I am not looking forward to:
Crowds of people - noisy, rude and kind of gross
Car exhaust everywhere I go
Traffic Jams
Commuting to work
The long amount of time it takes to get everywhere
Being far away from the forest and lake

Things I will miss about Algonquin Park:
Beautiful Cache lake
Abundant fungi
Trips to the P Store for ice cream
The amazing colours
The interesting coworkers and guests I've met
Learning things about cooking and baking
All of the lovely animals I've seen (beaver, moose, deer, fish, hare, grouse, heron, birds of every colour, chipmunk, squirrel, mice, otter, fox, turtle and others!)

Under the Red Sky



Summer 2008 and 2009
Playing with sunglasses as a lens filter

Fungi Friends

I like things that happen by accident (or on accident as Rysio points out that I mistakenly say). I like chance encounters, snippets of conversations, seeing the same person for the first time ever three times in a week or hearing about a book twice in one day. It keeps me light on my feet, my shoulders back and my head held high. I never know what is lurking in tomorrow, ready to wink at me or drop in my lap. 

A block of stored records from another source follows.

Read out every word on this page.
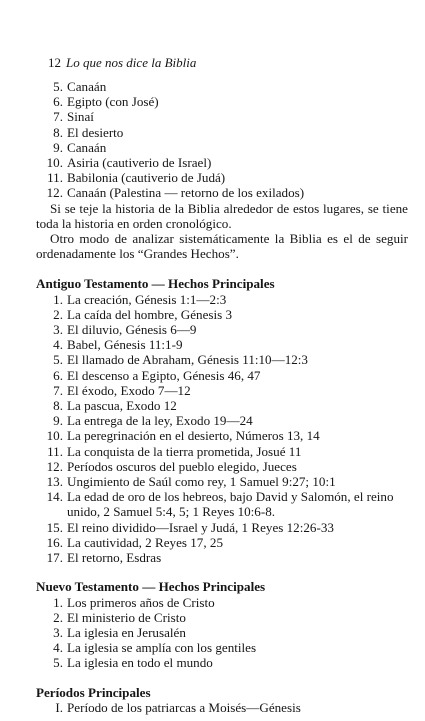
12 Lo que nos dice la Biblia
5. Canaán
6. Egipto (con José)
7. Sinaí
8. El desierto
9. Canaán
10. Asiria (cautiverio de Israel)
11. Babilonia (cautiverio de Judá)
12. Canaán (Palestina — retorno de los exilados)

Si se teje la historia de la Biblia alrededor de estos lugares, se tiene toda la historia en orden cronológico.

Otro modo de analizar sistemáticamente la Biblia es el de seguir ordenadamente los “Grandes Hechos”.

Antiguo Testamento — Hechos Principales

1. La creación, Génesis 1:1—2:3
2. La caída del hombre, Génesis 3
3. El diluvio, Génesis 6—9
4. Babel, Génesis 11:1-9
5. El llamado de Abraham, Génesis 11:10—12:3
6. El descenso a Egipto, Génesis 46, 47
7. El éxodo, Exodo 7—12
8. La pascua, Exodo 12
9. La entrega de la ley, Exodo 19—24
10. La peregrinación en el desierto, Números 13, 14
11. La conquista de la tierra prometida, Josué 11
12. Períodos oscuros del pueblo elegido, Jueces
13. Ungimiento de Saúl como rey, 1 Samuel 9:27; 10:1
14. La edad de oro de los hebreos, bajo David y Salomón, el reino unido, 2 Samuel 5:4, 5; 1 Reyes 10:6-8.
15. El reino dividido—Israel y Judá, 1 Reyes 12:26-33
16. La cautividad, 2 Reyes 17, 25
17. El retorno, Esdras

Nuevo Testamento — Hechos Principales

1. Los primeros años de Cristo
2. El ministerio de Cristo
3. La iglesia en Jerusalén
4. La iglesia se amplía con los gentiles
5. La iglesia en todo el mundo

Períodos Principales

I. Período de los patriarcas a Moisés—Génesis
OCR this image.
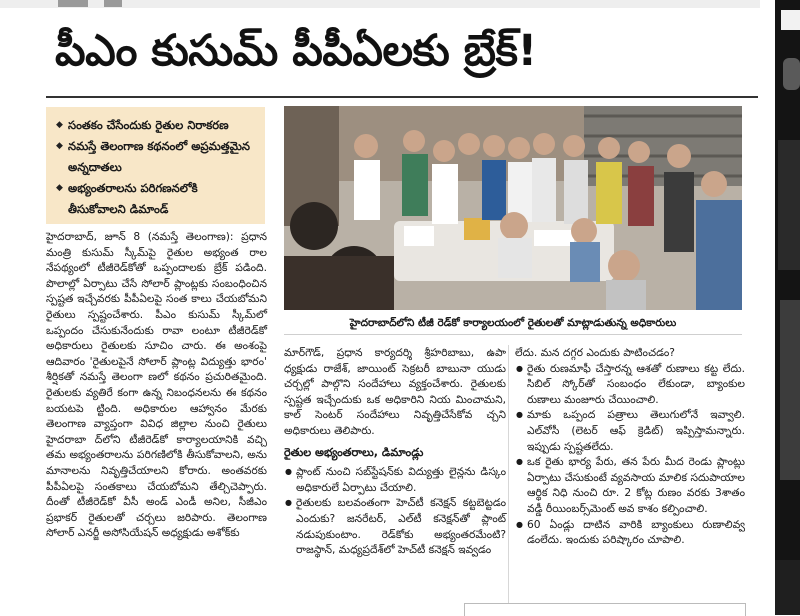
పీఎం కుసుమ్ పీపీఏలకు బ్రేక్!
◆ సంతకం చేసేందుకు రైతుల నిరాకరణ
◆ నమస్తే తెలంగాణ కథనంలో అప్రమత్తమైన అన్నదాతలు
◆ అభ్యంతరాలను పరిగణనలోకి తీసుకోవాలని డిమాండ్

హైదరాబాద్, జూన్ 8 (నమస్తే తెలంగాణ): ప్రధాన మంత్రి కుసుమ్ స్కీమ్‌పై రైతుల అభ్యంత రాల నేపథ్యంలో టీజీరెడ్‌కోతో ఒప్పందాలకు బ్రేక్ పడింది. పొలాల్లో ఏర్పాటు చేసే సోలార్ ప్లాంట్లకు సంబంధించిన స్పష్టత ఇచ్చేవరకు పీపీఏలపై సంత కాలు చేయబోమని రైతులు స్పష్టంచేశారు. పీఎం కుసుమ్ స్కీమ్‌లో ఒప్పందం చేసుకునేందుకు రావా లంటూ టీజీరెడ్‌కో అధికారులు రైతులకు సూచిం చారు. ఈ అంశంపై ఆదివారం 'రైతులపైనే సోలార్ ప్లాంట్ల విద్యుత్తు భారం' శీర్షికతో నమస్తే తెలంగా ణలో కథనం ప్రచురితమైంది. రైతులకు వ్యతిరే కంగా ఉన్న నిబంధనలను ఈ కథనం బయటపె ట్టింది. అధికారుల ఆహ్వానం మేరకు తెలంగాణ వ్యాప్తంగా వివిధ జిల్లాల నుంచి రైతులు హైదరాబా ద్‌లోని టీజీరెడ్‌కో కార్యాలయానికి వచ్చి తమ అభ్యంతరాలను పరిగణిలోకి తీసుకోవాలని, అను మానాలను నివృత్తిచేయాలని కోరారు. అంతవరకు పీపీఏలపై సంతకాలు చేయబోమని తేల్చిచెప్పారు. దీంతో టీజీరెడ్‌కో వీసీ అండ్ ఎండీ అనిల, సీజీఎం ప్రభాకర్ రైతులతో చర్చలు జరిపారు. తెలంగాణ సోలార్ ఎనర్జీ అసోసియేషన్ అధ్యక్షుడు అశోక్‌కు

హైదరాబాద్‌లోని టీజీ రెడ్‌కో కార్యాలయంలో రైతులతో మాట్లాడుతున్న అధికారులు

మార్‌గౌడ్, ప్రధాన కార్యదర్శి శ్రీహరిబాబు, ఉపా ధ్యక్షుడు రాజేశ్, జాయింట్ సెక్రటరీ బాబునా యుడు చర్చల్లో పాల్గొని సందేహాలు వ్యక్తంచేశారు. రైతులకు స్పష్టత ఇచ్చేందుకు ఒక అధికారిని నియ మించామని, కాల్ సెంటర్ సందేహాలు నివృత్తిచేసేకోవ చ్చని అధికారులు తెలిపారు.

రైతుల అభ్యంతరాలు, డిమాండ్లు

● ప్లాంట్ నుంచి సబ్‌స్టేషన్‌కు విద్యుత్తు లైన్లను డిస్కం అధికారులే ఏర్పాటు చేయాలి.

● రైతులకు బలవంతంగా హెచ్‌టీ కనెక్షన్ కట్టబెట్టడం ఎందుకు? జనరేటర్, ఎల్‌టీ కనెక్షన్‌తో ప్లాంట్ నడుపుకుంటాం. రెడ్‌కోకు అభ్యంతరమేంటి? రాజస్థాన్, మధ్యప్రదేశ్‌లో హెచ్‌టీ కనెక్షన్ ఇవ్వడం

లేదు. మన దగ్గర ఎందుకు పాటించడం?

● రైతు రుణమాఫీ చేస్తారన్న ఆశతో రుణాలు కట్ట లేదు. సిబిల్ స్కోర్‌తో సంబంధం లేకుండా, బ్యాంకుల రుణాలు మంజూరు చేయించాలి.

● మాకు ఒప్పంద పత్రాలు తెలుగులోనే ఇవ్వాలి. ఎల్‌వోసీ (లెటర్ ఆఫ్ క్రెడిట్) ఇప్పిస్తామన్నారు. ఇప్పుడు స్పష్టతలేదు.

● ఒక రైతు భార్య పేరు, తన పేరు మీద రెండు ప్లాంట్లు ఏర్పాటు చేసుకుంటే వ్యవసాయ మాలిక సదుపాయాల ఆర్థిక నిధి నుంచి రూ. 2 కోట్ల రుణం వరకు 3శాతం వడ్డీ రీయింబర్స్‌మెంట్ అవ కాశం కల్పించాలి.

● 60 ఏండ్లు దాటిన వారికి బ్యాంకులు రుణాలివ్వ డంలేదు. ఇందుకు పరిష్కారం చూపాలి.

A few days ago I met a wonderful group of guests at work. The four of them had been wandering on our Moose Trail when they happened upon a mushroom that they wanted to identify. The guests brought the mushroom in, we peeked through George Barron's book on Eastern Ontario fungi and a friendship was born. We've been chatting about our mycological love ever since. One of the women told me about the Mycological Society of Toronto that she belongs to and I am anxious for springtime when I can join them on one of their forest forays. I'm so glad I met them and that they shared their wisdom and passion with me. 

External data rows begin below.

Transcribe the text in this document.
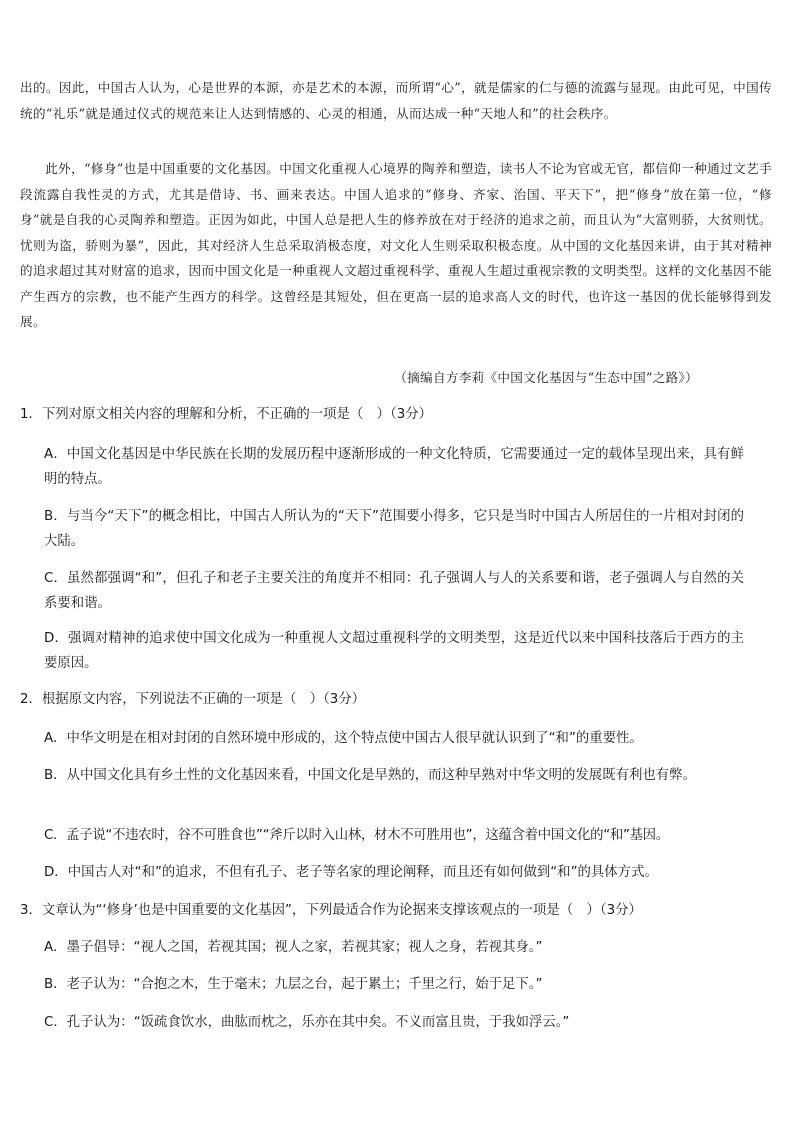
出的。因此，中国古人认为，心是世界的本源，亦是艺术的本源，而所谓“心”，就是儒家的仁与德的流露与显现。由此可见，中国传统的“礼乐”就是通过仪式的规范来让人达到情感的、心灵的相通，从而达成一种“天地人和”的社会秩序。

此外，“修身”也是中国重要的文化基因。中国文化重视人心境界的陶养和塑造，读书人不论为官或无官，都信仰一种通过文艺手段流露自我性灵的方式，尤其是借诗、书、画来表达。中国人追求的“修身、齐家、治国、平天下”，把“修身”放在第一位，“修身”就是自我的心灵陶养和塑造。正因为如此，中国人总是把人生的修养放在对于经济的追求之前，而且认为“大富则骄，大贫则忧。忧则为盗，骄则为暴”，因此，其对经济人生总采取消极态度，对文化人生则采取积极态度。从中国的文化基因来讲，由于其对精神的追求超过其对财富的追求，因而中国文化是一种重视人文超过重视科学、重视人生超过重视宗教的文明类型。这样的文化基因不能产生西方的宗教，也不能产生西方的科学。这曾经是其短处，但在更高一层的追求高人文的时代，也许这一基因的优长能够得到发展。

（摘编自方李莉《中国文化基因与“生态中国”之路》）
1．下列对原文相关内容的理解和分析，不正确的一项是（　）（3分）
A．中国文化基因是中华民族在长期的发展历程中逐渐形成的一种文化特质，它需要通过一定的载体呈现出来，具有鲜明的特点。
B．与当今“天下”的概念相比，中国古人所认为的“天下”范围要小得多，它只是当时中国古人所居住的一片相对封闭的大陆。
C．虽然都强调“和”，但孔子和老子主要关注的角度并不相同：孔子强调人与人的关系要和谐，老子强调人与自然的关系要和谐。
D．强调对精神的追求使中国文化成为一种重视人文超过重视科学的文明类型，这是近代以来中国科技落后于西方的主要原因。
2．根据原文内容，下列说法不正确的一项是（　）（3分）
A．中华文明是在相对封闭的自然环境中形成的，这个特点使中国古人很早就认识到了“和”的重要性。
B．从中国文化具有乡土性的文化基因来看，中国文化是早熟的，而这种早熟对中华文明的发展既有利也有弊。
C．孟子说“不违农时，谷不可胜食也”“斧斤以时入山林，材木不可胜用也”，这蕴含着中国文化的“和”基因。
D．中国古人对“和”的追求，不但有孔子、老子等名家的理论阐释，而且还有如何做到“和”的具体方式。
3．文章认为“‘修身’也是中国重要的文化基因”，下列最适合作为论据来支撑该观点的一项是（　）（3分）
A．墨子倡导：“视人之国，若视其国；视人之家，若视其家；视人之身，若视其身。”
B．老子认为：“合抱之木，生于毫末；九层之台，起于累土；千里之行，始于足下。”
C．孔子认为：“饭疏食饮水，曲肱而枕之，乐亦在其中矣。不义而富且贵，于我如浮云。”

Fungi Finds and Photos by Kathryn and Myself - August 2008

A couple of interesting videos about mushrooms:

In the Lap of Literary Lapses

Last week Rysio and I traveled to Barrie to meet some friends for dinner. On the way there we stopped at the Stephen Leacock Museum in Orillia. I have never read an entire Leacock book (for shame!) but I have read about one third of Sunshine Sketches of a Little Town. Perhaps I stopped because it reminded me too much of my own hometown. As funny as the book is, it is also sort of tragic.

Leacock was a writer, humourist, professor and a political scientist. His home has been transformed into a museum and art gallery. While it is not my favourite museum, it was a nice way to spend a rainy afternoon. If you are ever in the area, I would recommend the detour.


Life, we learn too late, is in the living, the tissue of every day and hour.